HiCustomer Thank you for asking your question on JustAnswer. By the way, it would help us to know:
-What are your ages?
-How long have you been dating?
-What is she insecure about?
-What type of relationship does she have with her family?
-Could you explain your situation a little more?Thank you again for trusting us with your problem. Please reply as soon as possible so that we can finish answering your question.
I don't think she can help her insecurity and I think it stems from her not having a relationship with her father and now it's made her feel like every man is going to leave her or not love her the way she feels her father should have. She is going to have to seek counseling for her issues or she will destroy every relationship she is in with the fear that she isn't good enough or they will leave her. She is going to have to learn to love herself and know her self worth before she can realize that she deserves to be happy. She may have grown up thinking "What is wrong me that my father didn't love me enough to be in my life?" or "What didn't I do to keep him here?" Many children blame themselves for their parents hangups and that is what you girlfriend has done. All you can do is be there for her and support her in whatever it is going to take for her to know that she deserve to be happy and loved.
What you can do is sit her down and ask her about her father and tell her that it wasn't her fault that he left. She needs to hear from someone that she isn't the reason her father left and wasn't in her life and that her father had hangups and not her. She doesn't realize that she was an innocent child and her father was being selfish to leave her like that. it's going to be hard for her to learn to love herself and know that she should be loved and counseling can help her to do that. I don't think you could do anything to prove to her that you aren't going anywhere because she has it in her head that all men leave and someone will have to teach her that it just isn't the case.

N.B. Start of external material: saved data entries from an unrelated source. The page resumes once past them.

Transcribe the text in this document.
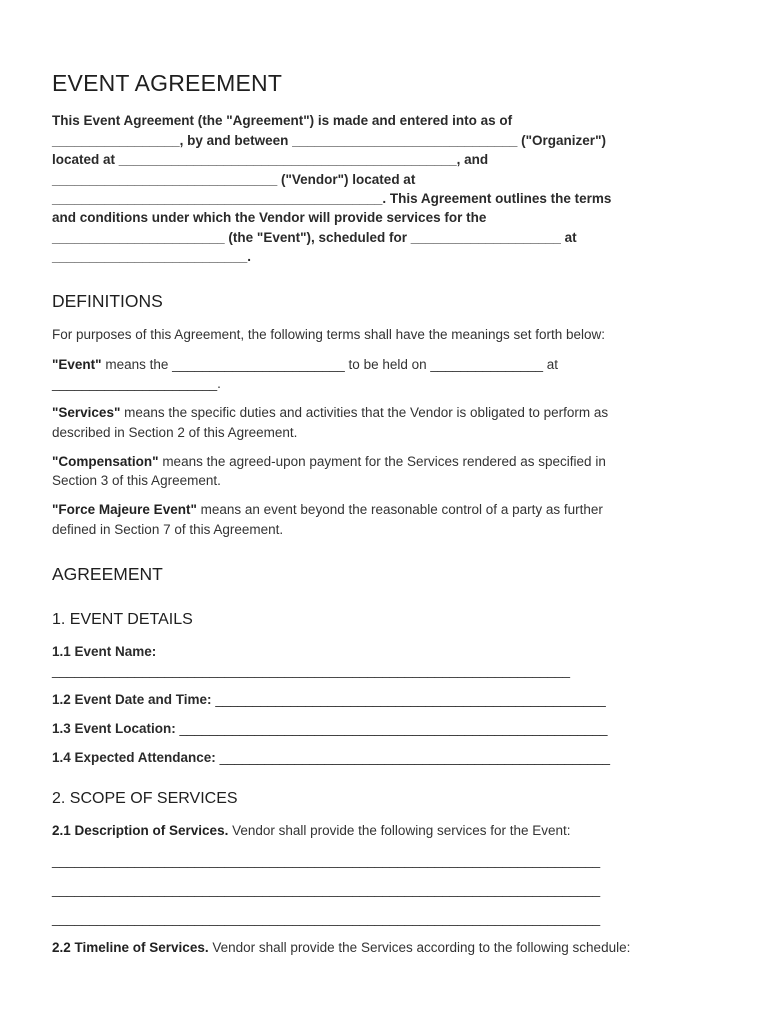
EVENT AGREEMENT
This Event Agreement (the "Agreement") is made and entered into as of
_________________, by and between ______________________________ ("Organizer")
located at _____________________________________________, and
______________________________ ("Vendor") located at
____________________________________________. This Agreement outlines the terms
and conditions under which the Vendor will provide services for the
_______________________ (the "Event"), scheduled for ____________________ at
__________________________.
DEFINITIONS
For purposes of this Agreement, the following terms shall have the meanings set forth below:
"Event" means the _______________________ to be held on _______________ at
______________________.
"Services" means the specific duties and activities that the Vendor is obligated to perform as
described in Section 2 of this Agreement.
"Compensation" means the agreed-upon payment for the Services rendered as specified in
Section 3 of this Agreement.
"Force Majeure Event" means an event beyond the reasonable control of a party as further
defined in Section 7 of this Agreement.
AGREEMENT
1. EVENT DETAILS
1.1 Event Name:
_____________________________________________________________________
1.2 Event Date and Time: ____________________________________________________
1.3 Event Location: _________________________________________________________
1.4 Expected Attendance: ____________________________________________________
2. SCOPE OF SERVICES
2.1 Description of Services. Vendor shall provide the following services for the Event:
_________________________________________________________________________
_________________________________________________________________________
_________________________________________________________________________
2.2 Timeline of Services. Vendor shall provide the Services according to the following schedule:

Thank you for clearing that up that you are both female, either way she is afraid of being left alone and probably feels that talking to someone about her past is only rehatching the past which she probably doesn't want to do. She seems confused and thinking negatively and that is something she is going to have to work on, but what you have to do is prove to her that you are in it for the long haul through your actions you can say you aren't going to leave until you are blue in the face but if she doesn't believe that then you are going to have to constantly prove to her that you are not going anywhere are you willing to do that? Insecurity can cause detachment, it can make her act insecure even if you've done nothing wrong. It is important that you feel secure remember that other attention proves how you desire and love your girlfriend. If you keep the lines of communication open with your girlfriend then you will help her get over that insecurity. Let her know how you feel when she does trust that you are here for her and love her.
Keep reassuring her, tell her you love her and that you understand how she feels. Let her know that she has nothing to worry about when it comes to you.

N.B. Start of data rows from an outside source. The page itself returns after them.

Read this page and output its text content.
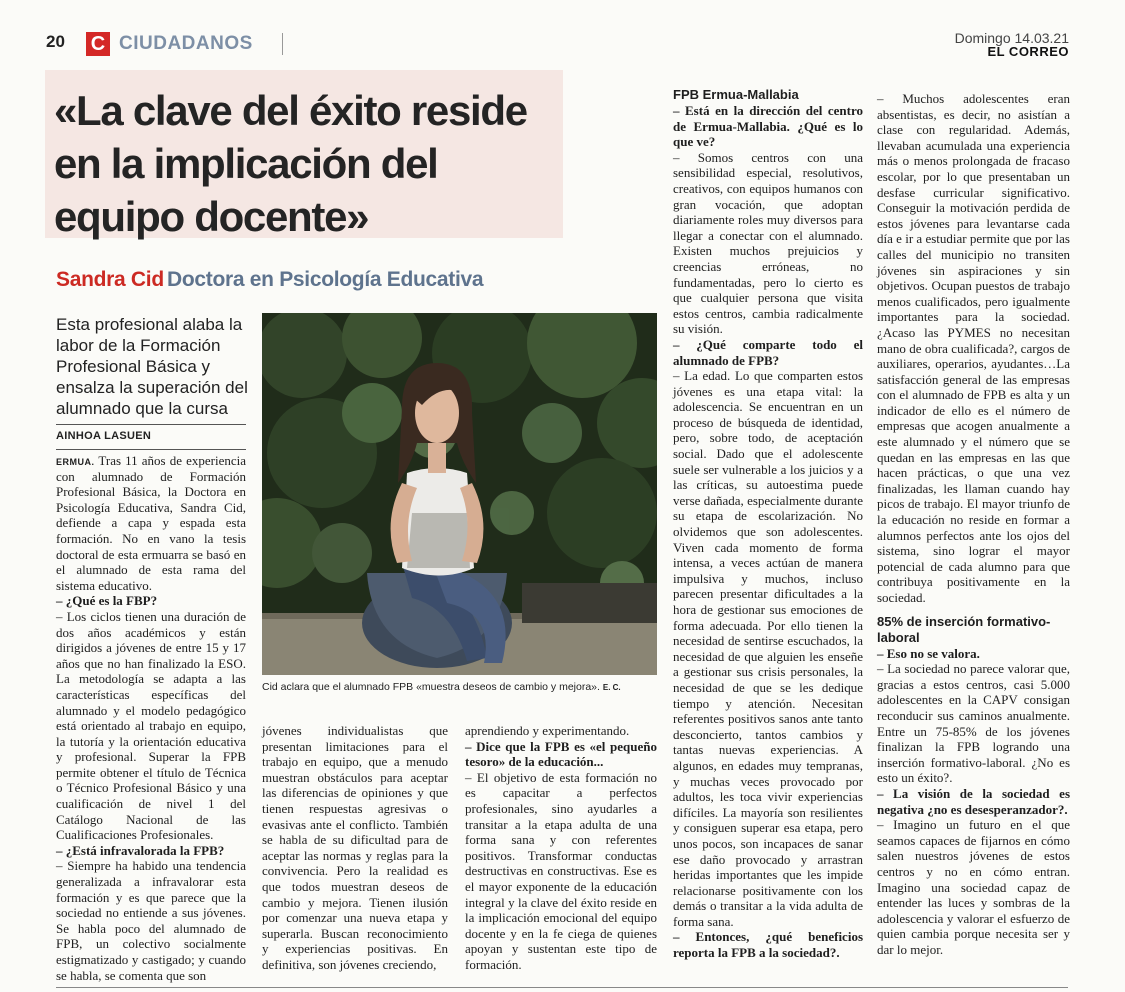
20 C CIUDADANOS	Domingo 14.03.21
EL CORREO
«La clave del éxito reside en la implicación del equipo docente»
Sandra Cid Doctora en Psicología Educativa
Esta profesional alaba la labor de la Formación Profesional Básica y ensalza la superación del alumnado que la cursa
AINHOA LASUEN

ERMUA. Tras 11 años de experiencia con alumnado de Formación Profesional Básica, la Doctora en Psicología Educativa, Sandra Cid, defiende a capa y espada esta formación. No en vano la tesis doctoral de esta ermuarra se basó en el alumnado de esta rama del sistema educativo.

– ¿Qué es la FBP?

– Los ciclos tienen una duración de dos años académicos y están dirigidos a jóvenes de entre 15 y 17 años que no han finalizado la ESO. La metodología se adapta a las características específicas del alumnado y el modelo pedagógico está orientado al trabajo en equipo, la tutoría y la orientación educativa y profesional. Superar la FPB permite obtener el título de Técnica o Técnico Profesional Básico y una cualificación de nivel 1 del Catálogo Nacional de las Cualificaciones Profesionales.

– ¿Está infravalorada la FPB?

– Siempre ha habido una tendencia generalizada a infravalorar esta formación y es que parece que la sociedad no entiende a sus jóvenes. Se habla poco del alumnado de FPB, un colectivo socialmente estigmatizado y castigado; y cuando se habla, se comenta que son

Cid aclara que el alumnado FPB «muestra deseos de cambio y mejora». E. C.

jóvenes individualistas que presentan limitaciones para el trabajo en equipo, que a menudo muestran obstáculos para aceptar las diferencias de opiniones y que tienen respuestas agresivas o evasivas ante el conflicto. También se habla de su dificultad para de aceptar las normas y reglas para la convivencia. Pero la realidad es que todos muestran deseos de cambio y mejora. Tienen ilusión por comenzar una nueva etapa y superarla. Buscan reconocimiento y experiencias positivas. En definitiva, son jóvenes creciendo,

aprendiendo y experimentando.

– Dice que la FPB es «el pequeño tesoro» de la educación...

– El objetivo de esta formación no es capacitar a perfectos profesionales, sino ayudarles a transitar a la etapa adulta de una forma sana y con referentes positivos. Transformar conductas destructivas en constructivas. Ese es el mayor exponente de la educación integral y la clave del éxito reside en la implicación emocional del equipo docente y en la fe ciega de quienes apoyan y sustentan este tipo de formación.

FPB Ermua-Mallabia

– Está en la dirección del centro de Ermua-Mallabia. ¿Qué es lo que ve?

– Somos centros con una sensibilidad especial, resolutivos, creativos, con equipos humanos con gran vocación, que adoptan diariamente roles muy diversos para llegar a conectar con el alumnado. Existen muchos prejuicios y creencias erróneas, no fundamentadas, pero lo cierto es que cualquier persona que visita estos centros, cambia radicalmente su visión.

– ¿Qué comparte todo el alumnado de FPB?

– La edad. Lo que comparten estos jóvenes es una etapa vital: la adolescencia. Se encuentran en un proceso de búsqueda de identidad, pero, sobre todo, de aceptación social. Dado que el adolescente suele ser vulnerable a los juicios y a las críticas, su autoestima puede verse dañada, especialmente durante su etapa de escolarización. No olvidemos que son adolescentes. Viven cada momento de forma intensa, a veces actúan de manera impulsiva y muchos, incluso parecen presentar dificultades a la hora de gestionar sus emociones de forma adecuada. Por ello tienen la necesidad de sentirse escuchados, la necesidad de que alguien les enseñe a gestionar sus crisis personales, la necesidad de que se les dedique tiempo y atención. Necesitan referentes positivos sanos ante tanto desconcierto, tantos cambios y tantas nuevas experiencias. A algunos, en edades muy tempranas, y muchas veces provocado por adultos, les toca vivir experiencias difíciles. La mayoría son resilientes y consiguen superar esa etapa, pero unos pocos, son incapaces de sanar ese daño provocado y arrastran heridas importantes que les impide relacionarse positivamente con los demás o transitar a la vida adulta de forma sana.

– Entonces, ¿qué beneficios reporta la FPB a la sociedad?.

– Muchos adolescentes eran absentistas, es decir, no asistían a clase con regularidad. Además, llevaban acumulada una experiencia más o menos prolongada de fracaso escolar, por lo que presentaban un desfase curricular significativo. Conseguir la motivación perdida de estos jóvenes para levantarse cada día e ir a estudiar permite que por las calles del municipio no transiten jóvenes sin aspiraciones y sin objetivos. Ocupan puestos de trabajo menos cualificados, pero igualmente importantes para la sociedad. ¿Acaso las PYMES no necesitan mano de obra cualificada?, cargos de auxiliares, operarios, ayudantes…La satisfacción general de las empresas con el alumnado de FPB es alta y un indicador de ello es el número de empresas que acogen anualmente a este alumnado y el número que se quedan en las empresas en las que hacen prácticas, o que una vez finalizadas, les llaman cuando hay picos de trabajo. El mayor triunfo de la educación no reside en formar a alumnos perfectos ante los ojos del sistema, sino lograr el mayor potencial de cada alumno para que contribuya positivamente en la sociedad.

85% de inserción formativo-laboral

– Eso no se valora.

– La sociedad no parece valorar que, gracias a estos centros, casi 5.000 adolescentes en la CAPV consigan reconducir sus caminos anualmente. Entre un 75-85% de los jóvenes finalizan la FPB logrando una inserción formativo-laboral. ¿No es esto un éxito?.

– La visión de la sociedad es negativa ¿no es desesperanzador?.

– Imagino un futuro en el que seamos capaces de fijarnos en cómo salen nuestros jóvenes de estos centros y no en cómo entran. Imagino una sociedad capaz de entender las luces y sombras de la adolescencia y valorar el esfuerzo de quien cambia porque necesita ser y dar lo mejor.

Too many relationships are ruined because of insecurities and, not enough trust. There are people who actually love with their whole heart and, their entire being honestly and when their mate does not see that they are often hurt, this sounds like your scenario. You are the one who loves, trusts and, may even forgive her for feeling that way or doubting your love. You love the whole idea of love and, being in love therefore, trying your best to make things work. Sometimes, being unable to trust someone can come from past relationships or other happenings. But, it can also come purely from her own issues. Only she can work those issues out and she will not be able to do that until she is willing to talk to others or even you about her past hurts and issues. Patience is a virtue and hopefully sooner or later she will talk to you about why she is so insecure about your relationship but you have to do it on her terms.